And I wasn't alone in recognizing these as issues to be addressed.
Many attempts of material choices and configurations later, I had come up with a 'passable' solution dealing with these reflective aspects to the design, but it hadn't 'solved' the primary issue that I heard, namely Listener Fatigue.
I later began calling it
tLFF (the Listener Fatigue Factor) and I had drilled down into it enough to be able to track changes and determine improvements, or not.
And I was able to quantify my results well enough to see correlation between my experiments and the results such that I became 'clued into' what the benefits and net effects were.
This helped me in dialing in what changes to try next and to more quickly determine what truly was
'better', or not.
And this was all well before I began directly addressing and fussing with the overshoot issue.
And the prevailing understanding all along was, and remains, that the 6 to 7KHz 'spike' was the culprit.
And yes I used the leading edge of a 20Hz square wave/step response as the single measurement to address this overshoot issue.
And yes again, I do agree that overshoot is a designed in aspect and has been widely adopted as a desirable performance characteristic by many manufacturers, in that it is the exception to NOT see considerable overshoot on the leading edge of a square wave/step response.
So my experimentation shifted gears and I started finding ways to reduce the amount of overshoot.
It took a couple of years and many thousands of hours of listening, to find the right combination of materials and configurations to significantly reduce the amount of overshoot, AND not mess with the rest of the 800's desirable characteristics.
My latest (and final) Gen-6 results, which have been nicknamed the 800-J-mod, has greatly ameliorated the
tLFF issue, for the better.
And what I have also determined is that the 6 to 7KHz treble peak is NOT a problem that needs to be addressed, as the PRIMARY problem in order to 'solve' the
tLFF issue.
It's the extra added 'unnatural' energy generated at the leading edge of any steep rise time wave form that is the primary source of
tLFF.
It is irritating, especially at elevated listening levels.
Indeed, I have applied 'corrective' EQ (both before and after Gen-6 results were obtained) and it makes very little difference in terms of not just
tLFF but also to the overall SQ that has been achieved.
And to the point I no longer use ANY EQ, except for the extreme bottom end (12Hz to ≈100Hz) which is a mirror reflection of the 800's natural roll off.
And one of the unexpected benefits of lowering the amount of overshoot is an increase in the
LEDR (Leading Edge Dynamic Response), meaning the acoustic sound pressure that is heard and FELT when a percussive impact is played, has taken a decided step up, which is oh so appreciated.

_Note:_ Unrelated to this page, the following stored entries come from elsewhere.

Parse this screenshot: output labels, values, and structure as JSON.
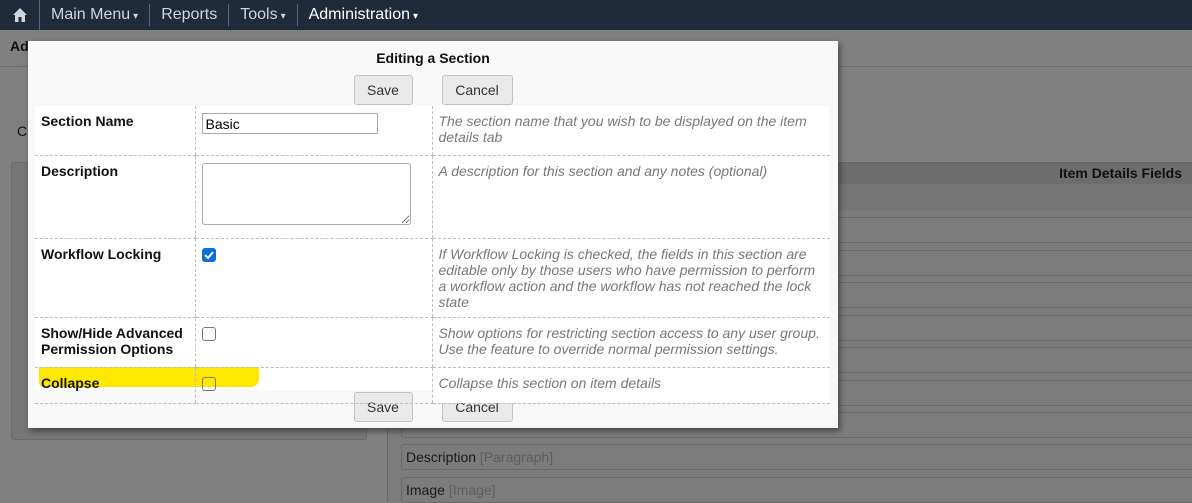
{
  "nav": {
    "items": [
      {
        "label": "Main Menu",
        "caret": true
      },
      {
        "label": "Reports",
        "caret": false
      },
      {
        "label": "Tools",
        "caret": true
      },
      {
        "label": "Administration",
        "caret": true
      }
    ]
  },
  "background": {
    "page_heading_partial": "Ad",
    "left_text_partial": "C",
    "right_panel_title": "Item Details Fields",
    "fields": [
      {
        "name": "Description",
        "type": "[Paragraph]"
      },
      {
        "name": "Image",
        "type": "[Image]"
      }
    ]
  },
  "dialog": {
    "title": "Editing a Section",
    "save_label": "Save",
    "cancel_label": "Cancel",
    "rows": [
      {
        "label": "Section Name",
        "value": "Basic",
        "help": "The section name that you wish to be displayed on the item details tab"
      },
      {
        "label": "Description",
        "value": "",
        "help": "A description for this section and any notes (optional)"
      },
      {
        "label": "Workflow Locking",
        "checked": true,
        "help": "If Workflow Locking is checked, the fields in this section are editable only by those users who have permission to perform a workflow action and the workflow has not reached the lock state"
      },
      {
        "label": "Show/Hide Advanced Permission Options",
        "checked": false,
        "help": "Show options for restricting section access to any user group. Use the feature to override normal permission settings."
      },
      {
        "label": "Collapse",
        "checked": false,
        "help": "Collapse this section on item details"
      }
    ]
  },
  "colors": {
    "highlight": "#ffe800",
    "checkbox_on": "#0a6ddf",
    "nav_bg": "#1f2b38"
  }
}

So instead of acoustic sound pressure being generated where it shouldn't be, along with it's dissipation thru time, a more precise waveform is created with a more 'natural' dissipation thru time.
And as I stated in my write up, the results I have obtained thus far could be taken to whole new levels of performance, given the necessary tools and resources, in order to 'nail' the amount of both overshoot and undershoot in order to better 'square off' the response to a square wave signal.

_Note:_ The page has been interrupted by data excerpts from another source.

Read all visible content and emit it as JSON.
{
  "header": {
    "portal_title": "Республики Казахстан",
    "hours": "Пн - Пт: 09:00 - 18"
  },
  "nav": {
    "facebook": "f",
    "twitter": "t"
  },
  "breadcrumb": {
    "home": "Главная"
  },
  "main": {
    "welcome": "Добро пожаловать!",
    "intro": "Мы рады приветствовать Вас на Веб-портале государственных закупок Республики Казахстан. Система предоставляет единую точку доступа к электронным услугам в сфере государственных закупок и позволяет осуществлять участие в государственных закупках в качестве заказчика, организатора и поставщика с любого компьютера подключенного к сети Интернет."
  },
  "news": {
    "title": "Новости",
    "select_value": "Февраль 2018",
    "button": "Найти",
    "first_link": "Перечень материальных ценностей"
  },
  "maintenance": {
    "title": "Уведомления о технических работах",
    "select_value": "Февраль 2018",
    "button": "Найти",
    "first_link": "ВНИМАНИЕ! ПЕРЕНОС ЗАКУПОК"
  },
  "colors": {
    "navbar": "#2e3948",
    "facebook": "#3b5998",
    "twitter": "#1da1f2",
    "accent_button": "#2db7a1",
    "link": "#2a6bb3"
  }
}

But after I had achieved Gen-6 performance, I don't feel the need to spend any more $$$$ in order to explore this one set of experiments any further, as there are other avenues and experiments that are in need of exploring.
IOW
tLFF has been reduced to the point that it no longer is an issue for me, it no longer 'sticks out' enough that it needs to be fussed with, and along with the unexpected improvements that were also noticed in,
LEDR,
Moar is Less (The
DRC (Dynamic Range Control) goes up but it doesn't get louder, there is just MOAR there),
REALNESS The acoustic presentation becomes all the more REAL,
HMMAIAA (Hearing My Music As If Anew Again, hearing additional nuances and subtleties etc.),
HE (Hear Everything, as in the entire acoustic space, all of the '
voices' (any source of sound), massed instruments with greater individuation etc.),
and as such I have declared 'victory'.
Which in turn, has allowed other projects and experiments to move to the front burner.
JJ